El desarrollo extraordinario que está teniendo la zona de La Paloma, en Rocha, bien puede ser tomado como una metáfora sobre el porvenir del país. Al menos es un buen ejercicio después de quince días entre sus hermosas playas y su singular manera de servir al turista. Sus habitantes parecen sordamente divididos entre quienes se preparan para el futuro y quienes prefieren mantener el pintoresquismo y la pachorra aún a costa de pasarla mal.

Si el entorno es todavía lo suficientemente natural y salvaje como para diferenciarlo de Punta del Este y cuenta con una oferta más diversificada que el resto de la costa rochense, ¿para qué preocuparse entonces por mejorar los servicios? ¿Profesionalizarse? ¿Abrir a la hora de la siesta? ¿Resolver el problema de los envases de refrescos? ¿Cumplir con el horario prometido para realizar la reparación? ¿Cobrar precios acordes con la calidad? ¿Tener el supermercado con un mínimo de confort? ¿Para qué, si los turistas vienen igual? Y además, ¿cómo desquitar la inversión si va a estar ocioso durante diez meses? Por cierto, el dilema es falso y ruinoso, como el que impidió la finalización de un puente que pudo haber adelantado este boom de una manera igualmente amigable con la naturaleza.

Algunos pequeños comerciantes de La Paloma han empezado a descubrir esta trampa mental y ya ofrecen servicios basados en las demandas del cliente, aunque la mayoría funciona al revés, es decir, pretendiendo que el turista se adapte a los peculiares horarios laborales y de descanso de los lugareños. Parecen alentar la idea de que será posible mantener aquel estilo de vida, tranquilo e inmutable, junto con el botín del verano y sin perderse ni una sola tarde de siesta. No será posible.

Si el balneario sigue creciendo, llegará el día en el que una cadena de supermercados decida instalarse en alguno de sus enormes espacios vacíos, quizás un poco después de que desembarque una empresa hotelera de cierto nivel. La segunda le asegurará un flujo de clientes a la primera y entre ambas ofrecerán todos los servicios que necesitan los turistas e incluso los lugareños: restaurantes y heladerías donde no salten las ratas por los tirantes, hotelería del Siglo XXI, cajeros automáticos sin colas ni trámites, abastecimiento de todos los productos de consumo, comercios abiertos ininterrumpidamente, aire acondicionado y nada de trámites absurdos para devolver los envases de refresco. A esto hay que agregarle todavía la perspectiva que dará a lugar la construcción de un puerto de aguas profundas.

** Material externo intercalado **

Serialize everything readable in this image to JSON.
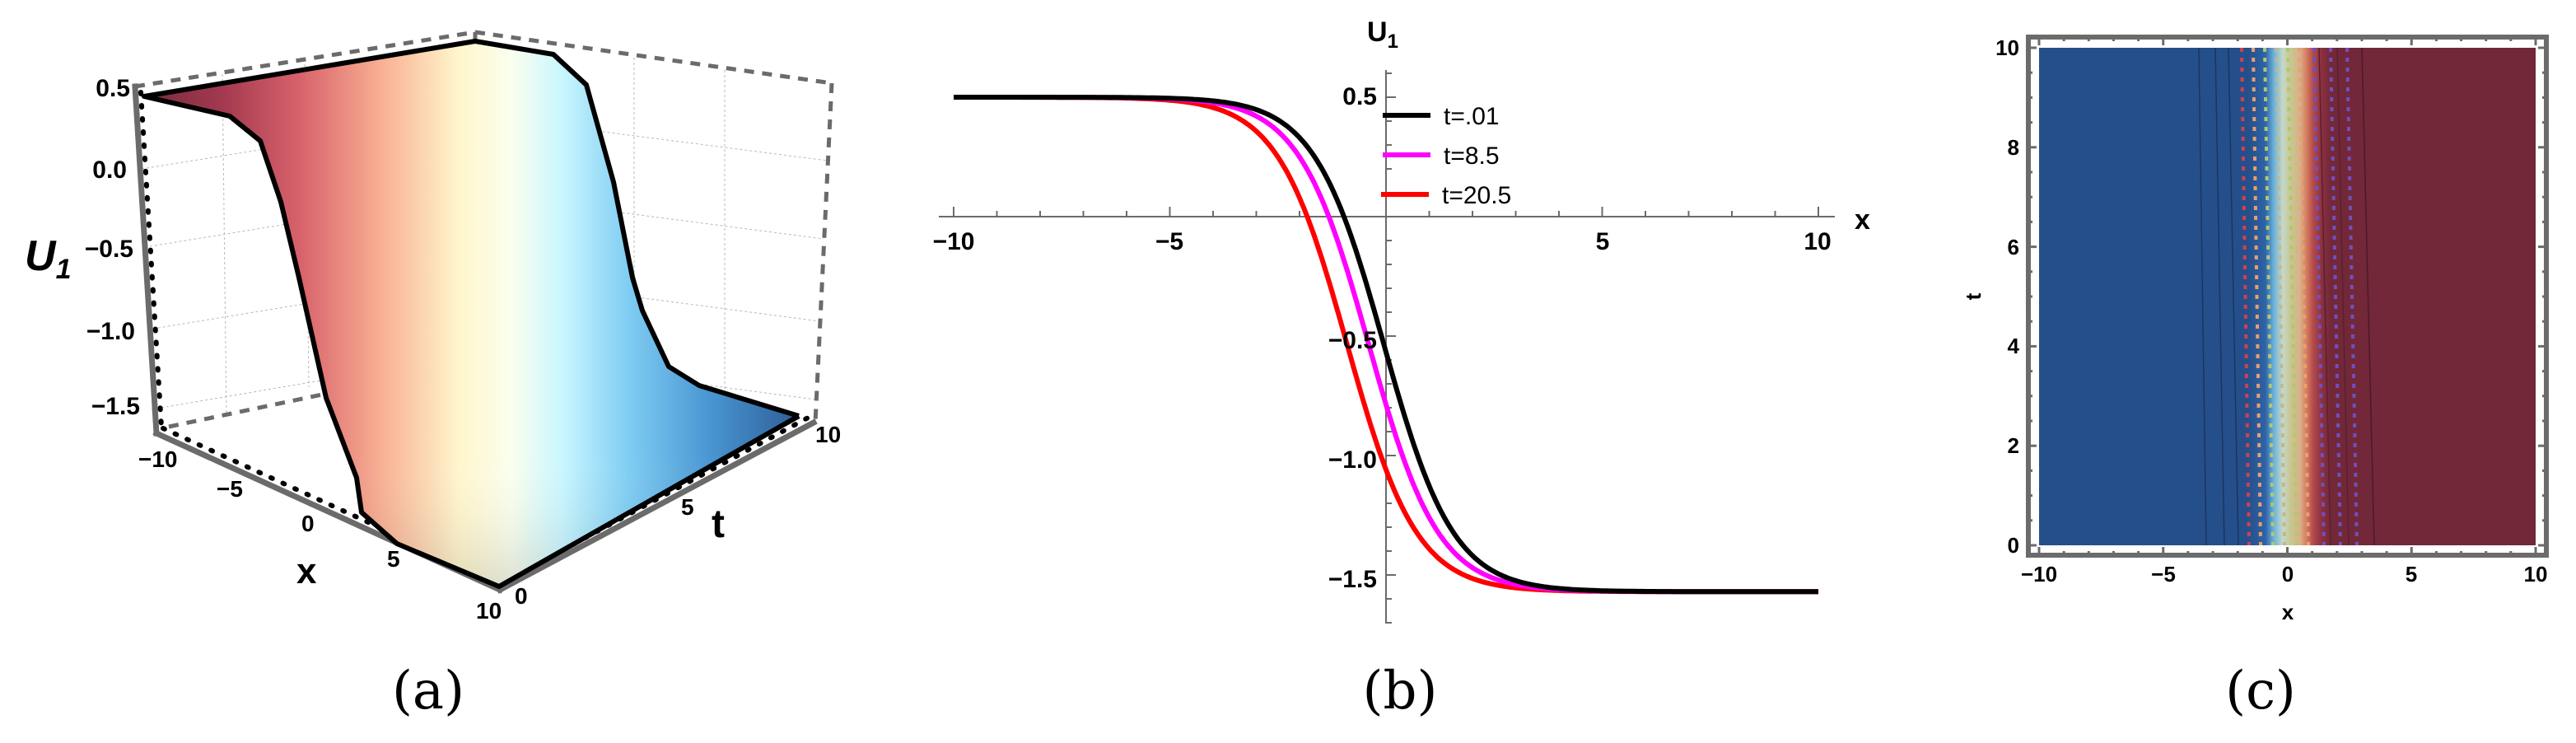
{
  "figure": {
    "captions": [
      "(a)",
      "(b)",
      "(c)"
    ]
  },
  "panel_a": {
    "type": "surface3d",
    "zlabel": "U",
    "zlabel_sub": "1",
    "xlabel": "x",
    "tlabel": "t",
    "z_ticks": [
      "0.5",
      "0.0",
      "−0.5",
      "−1.0",
      "−1.5"
    ],
    "x_ticks": [
      "−10",
      "−5",
      "0",
      "5",
      "10"
    ],
    "t_ticks": [
      "0",
      "5",
      "10"
    ]
  },
  "panel_b": {
    "ylabel": "U",
    "ylabel_sub": "1",
    "xlabel": "x",
    "x_ticks": [
      "−10",
      "−5",
      "5",
      "10"
    ],
    "y_ticks": [
      "0.5",
      "−0.5",
      "−1.0",
      "−1.5"
    ],
    "legend": [
      {
        "label": "t=.01",
        "color": "#000000"
      },
      {
        "label": "t=8.5",
        "color": "#ff00ff"
      },
      {
        "label": "t=20.5",
        "color": "#ff0000"
      }
    ]
  },
  "panel_c": {
    "type": "contour",
    "xlabel": "x",
    "ylabel": "t",
    "x_ticks": [
      "−10",
      "−5",
      "0",
      "5",
      "10"
    ],
    "y_ticks": [
      "0",
      "2",
      "4",
      "6",
      "8",
      "10"
    ],
    "colors": {
      "low": "#254f8b",
      "high": "#722838",
      "frame": "#6b6b6b"
    }
  },
  "chart_data": [
    {
      "type": "surface",
      "title": "(a)",
      "xlabel": "x",
      "ylabel": "t",
      "zlabel": "U1",
      "xlim": [
        -10,
        10
      ],
      "ylim": [
        0,
        10
      ],
      "zlim": [
        -1.6,
        0.5
      ],
      "z_ticks": [
        0.5,
        0.0,
        -0.5,
        -1.0,
        -1.5
      ],
      "x_ticks": [
        -10,
        -5,
        0,
        5,
        10
      ],
      "t_ticks": [
        0,
        5,
        10
      ],
      "description": "Kink surface: U1 ≈ 0.5 for x << 0 dropping to ≈ -1.57 for x >> 0, nearly uniform in t; red-white-blue colormap"
    },
    {
      "type": "line",
      "title": "(b)",
      "xlabel": "x",
      "ylabel": "U1",
      "xlim": [
        -10,
        10
      ],
      "ylim": [
        -1.7,
        0.6
      ],
      "x_ticks": [
        -10,
        -5,
        5,
        10
      ],
      "y_ticks": [
        0.5,
        -0.5,
        -1.0,
        -1.5
      ],
      "legend_position": "upper right of y-axis",
      "x": [
        -10,
        -6,
        -4,
        -3,
        -2,
        -1.5,
        -1,
        -0.5,
        0,
        0.5,
        1,
        1.5,
        2,
        3,
        4,
        6,
        10
      ],
      "series": [
        {
          "name": "t=.01",
          "color": "#000000",
          "values": [
            0.5,
            0.49,
            0.43,
            0.35,
            0.17,
            0.03,
            -0.12,
            -0.3,
            -0.51,
            -0.72,
            -0.93,
            -1.11,
            -1.26,
            -1.45,
            -1.53,
            -1.565,
            -1.57
          ]
        },
        {
          "name": "t=8.5",
          "color": "#ff00ff",
          "values": [
            0.5,
            0.48,
            0.41,
            0.31,
            0.11,
            -0.05,
            -0.22,
            -0.42,
            -0.62,
            -0.84,
            -1.04,
            -1.2,
            -1.33,
            -1.48,
            -1.545,
            -1.567,
            -1.57
          ]
        },
        {
          "name": "t=20.5",
          "color": "#ff0000",
          "values": [
            0.5,
            0.47,
            0.36,
            0.23,
            0.0,
            -0.18,
            -0.38,
            -0.59,
            -0.81,
            -1.03,
            -1.21,
            -1.34,
            -1.44,
            -1.53,
            -1.56,
            -1.57,
            -1.57
          ]
        }
      ]
    },
    {
      "type": "heatmap",
      "title": "(c)",
      "xlabel": "x",
      "ylabel": "t",
      "xlim": [
        -10,
        10
      ],
      "ylim": [
        0,
        10
      ],
      "x_ticks": [
        -10,
        -5,
        0,
        5,
        10
      ],
      "y_ticks": [
        0,
        2,
        4,
        6,
        8,
        10
      ],
      "description": "Contour plot: blue region x < -2, banded transition (light blue, tan, green, orange) near x ∈ [-2, 2.5], dark red region x > 2.5; contour bands tilt slightly left as t increases"
    }
  ]
}
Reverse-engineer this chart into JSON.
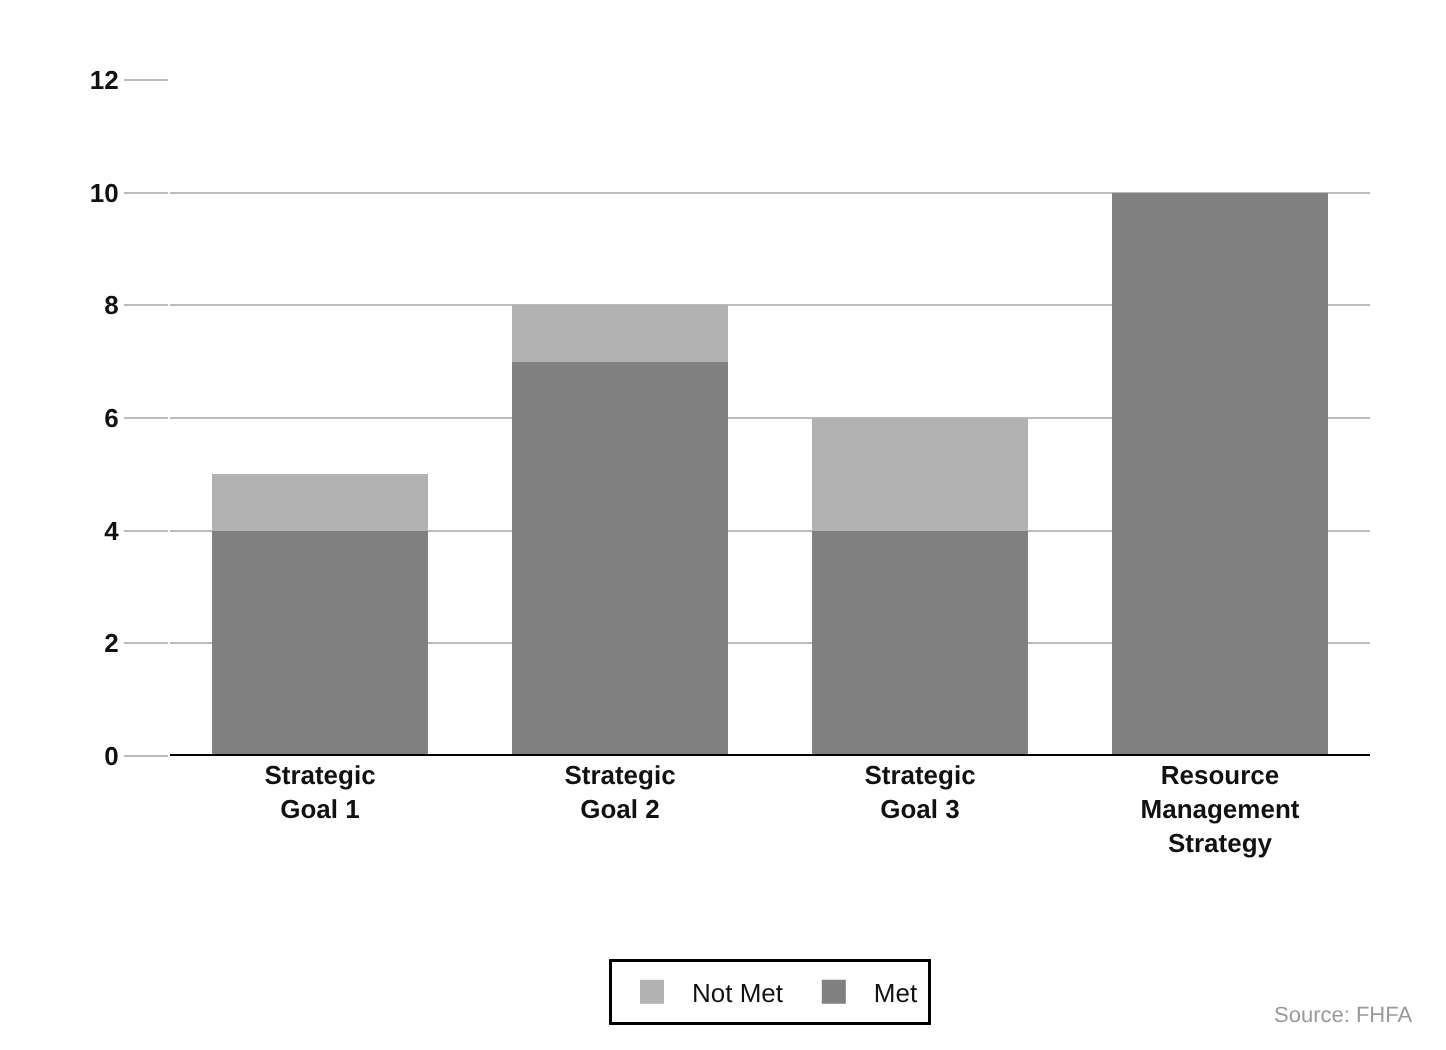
{
  "chart_data": {
    "type": "bar",
    "stacked": true,
    "categories": [
      "Strategic Goal 1",
      "Strategic Goal 2",
      "Strategic Goal 3",
      "Resource Management Strategy"
    ],
    "series": [
      {
        "name": "Met",
        "color": "#808080",
        "values": [
          4,
          7,
          4,
          10
        ]
      },
      {
        "name": "Not Met",
        "color": "#b2b2b2",
        "values": [
          1,
          1,
          2,
          0
        ]
      }
    ],
    "ylim": [
      0,
      12
    ],
    "yticks": [
      0,
      2,
      4,
      6,
      8,
      10,
      12
    ],
    "grid": "y",
    "legend": "bottom",
    "annotations": [
      "Source: FHFA"
    ]
  }
}
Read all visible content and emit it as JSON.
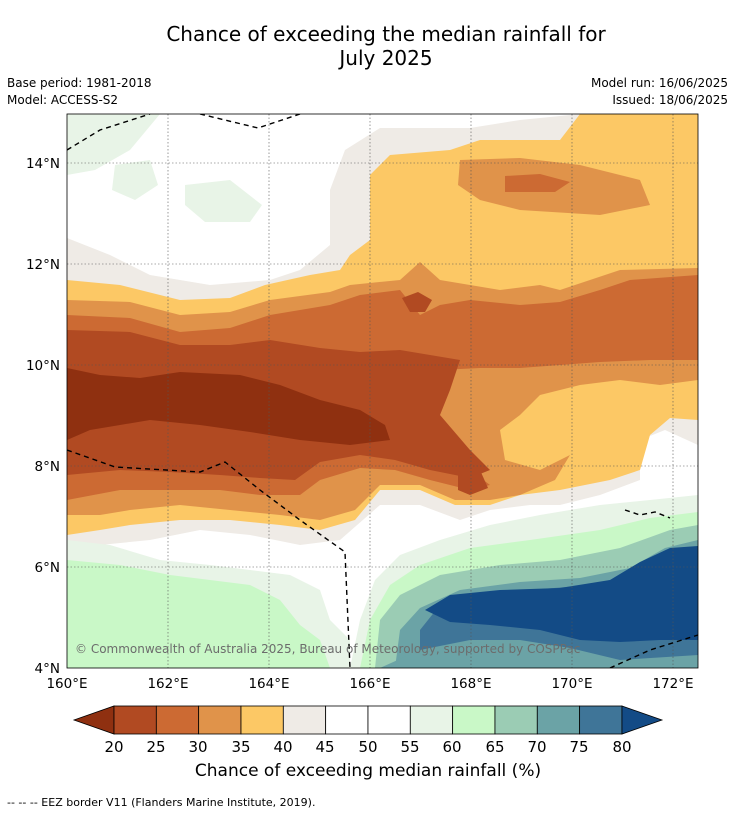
{
  "title_line1": "Chance of exceeding the median rainfall for",
  "title_line2": "July 2025",
  "meta": {
    "base_period": "Base period: 1981-2018",
    "model": "Model: ACCESS-S2",
    "model_run": "Model run: 16/06/2025",
    "issued": "Issued: 18/06/2025"
  },
  "map": {
    "lat_labels": [
      "14°N",
      "12°N",
      "10°N",
      "8°N",
      "6°N",
      "4°N"
    ],
    "lon_labels": [
      "160°E",
      "162°E",
      "164°E",
      "166°E",
      "168°E",
      "170°E",
      "172°E"
    ],
    "copyright": "© Commonwealth of Australia 2025, Bureau of Meteorology, supported by COSPPac"
  },
  "colorbar": {
    "ticks": [
      "20",
      "25",
      "30",
      "35",
      "40",
      "45",
      "50",
      "55",
      "60",
      "65",
      "70",
      "75",
      "80"
    ],
    "colors": [
      "#8f3010",
      "#b14a22",
      "#cc6a33",
      "#e0934a",
      "#fcc865",
      "#efebe6",
      "#ffffff",
      "#ffffff",
      "#e8f4e7",
      "#c9f8c7",
      "#9bccb4",
      "#6ba3a6",
      "#3f7598",
      "#134b86"
    ],
    "label": "Chance of exceeding median rainfall (%)"
  },
  "footer": "--  --  -- EEZ border V11 (Flanders Marine Institute, 2019)."
}
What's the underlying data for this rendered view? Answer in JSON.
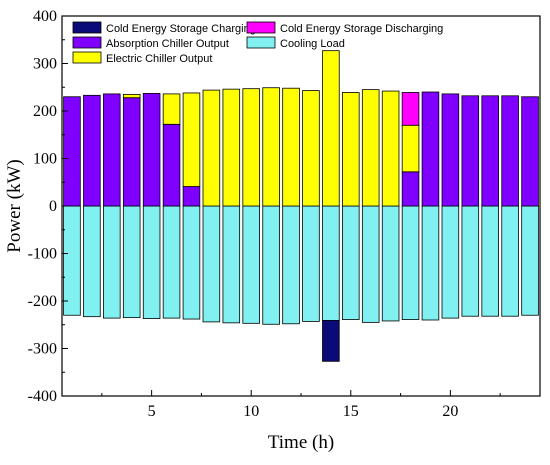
{
  "chart_data": {
    "type": "bar",
    "stacked": true,
    "xlabel": "Time (h)",
    "ylabel": "Power (kW)",
    "xlim": [
      0.5,
      24.5
    ],
    "ylim": [
      -400,
      400
    ],
    "x": [
      1,
      2,
      3,
      4,
      5,
      6,
      7,
      8,
      9,
      10,
      11,
      12,
      13,
      14,
      15,
      16,
      17,
      18,
      19,
      20,
      21,
      22,
      23,
      24
    ],
    "xticks": [
      5,
      10,
      15,
      20
    ],
    "yticks": [
      -400,
      -300,
      -200,
      -100,
      0,
      100,
      200,
      300,
      400
    ],
    "grid": false,
    "legend": "top-left, two columns",
    "series": [
      {
        "name": "Cold Energy Storage Charging",
        "color": "#0a0a78",
        "values": [
          0,
          0,
          0,
          0,
          0,
          0,
          0,
          0,
          0,
          0,
          0,
          0,
          0,
          -86,
          0,
          0,
          0,
          0,
          0,
          0,
          0,
          0,
          0,
          0
        ]
      },
      {
        "name": "Cold Energy Storage Discharging",
        "color": "#ff00ff",
        "values": [
          0,
          0,
          0,
          0,
          0,
          0,
          0,
          0,
          0,
          0,
          0,
          0,
          0,
          0,
          0,
          0,
          0,
          69,
          0,
          0,
          0,
          0,
          0,
          0
        ]
      },
      {
        "name": "Absorption Chiller Output",
        "color": "#7f00ff",
        "values": [
          230,
          233,
          236,
          228,
          237,
          172,
          41,
          0,
          0,
          0,
          0,
          0,
          0,
          0,
          0,
          0,
          0,
          72,
          240,
          236,
          232,
          232,
          232,
          230
        ]
      },
      {
        "name": "Cooling Load",
        "color": "#80f0f0",
        "values": [
          -230,
          -233,
          -236,
          -235,
          -237,
          -236,
          -238,
          -244,
          -246,
          -247,
          -249,
          -248,
          -243,
          -241,
          -239,
          -245,
          -242,
          -239,
          -240,
          -236,
          -232,
          -232,
          -232,
          -230
        ]
      },
      {
        "name": "Electric Chiller Output",
        "color": "#ffff00",
        "values": [
          0,
          0,
          0,
          7,
          0,
          64,
          197,
          244,
          246,
          247,
          249,
          248,
          243,
          327,
          239,
          245,
          242,
          98,
          0,
          0,
          0,
          0,
          0,
          0
        ]
      }
    ]
  }
}
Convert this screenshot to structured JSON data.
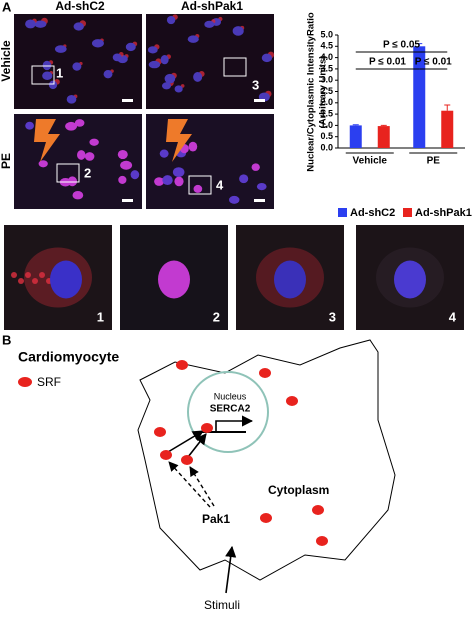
{
  "panel_a": {
    "label": "A",
    "columns": [
      "Ad-shC2",
      "Ad-shPak1"
    ],
    "rows": [
      "Vehicle",
      "PE"
    ],
    "grid_numbers": [
      "1",
      "3",
      "2",
      "4"
    ],
    "zoom_numbers": [
      "1",
      "2",
      "3",
      "4"
    ]
  },
  "chart_data": {
    "type": "bar",
    "ylabel": [
      "Nuclear/Cytoplasmic IntensityRatio",
      "(Arbitrary Units)"
    ],
    "categories": [
      "Vehicle",
      "PE"
    ],
    "series": [
      {
        "name": "Ad-shC2",
        "color": "#2b3ff0",
        "values": [
          1.0,
          4.5
        ],
        "errors": [
          0.03,
          0.12
        ]
      },
      {
        "name": "Ad-shPak1",
        "color": "#e8231e",
        "values": [
          0.97,
          1.65
        ],
        "errors": [
          0.03,
          0.25
        ]
      }
    ],
    "ylim": [
      0,
      5
    ],
    "yticks": [
      {
        "value": 0,
        "label": "0.0"
      },
      {
        "value": 0.5,
        "label": "0.5"
      },
      {
        "value": 1,
        "label": "1.0"
      },
      {
        "value": 1.5,
        "label": "1.5"
      },
      {
        "value": 2,
        "label": "2.0"
      },
      {
        "value": 2.5,
        "label": "2.5"
      },
      {
        "value": 3,
        "label": "3.0"
      },
      {
        "value": 3.5,
        "label": "3.5"
      },
      {
        "value": 4,
        "label": "4.0"
      },
      {
        "value": 4.5,
        "label": "4.5"
      },
      {
        "value": 5,
        "label": "5.0"
      }
    ],
    "annotations": [
      "P ≤ 0.05",
      "P ≤ 0.01",
      "P ≤ 0.01"
    ],
    "legend": "bottom"
  },
  "panel_b": {
    "label": "B",
    "title": "Cardiomyocyte",
    "legend": "SRF",
    "nucleus": "Nucleus",
    "gene": "SERCA2",
    "cytoplasm": "Cytoplasm",
    "kinase": "Pak1",
    "stimuli": "Stimuli"
  }
}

Si los comerciantes y la población del lugar no se preparan, esos negocios y puestos de trabajo serán ocupados por emprendedores llegados de otras partes de Montevideo, Buenos Aires o Itajaí. Entonces, La Paloma seguirá viviendo su larga siesta de diez meses, con pocos pesos e hijos distantes, a la espera de que un día, quizás, el balneario vuelva a estar de moda. Un dilema que bien puede ser tomado como una metáfora sobre el porvenir del país.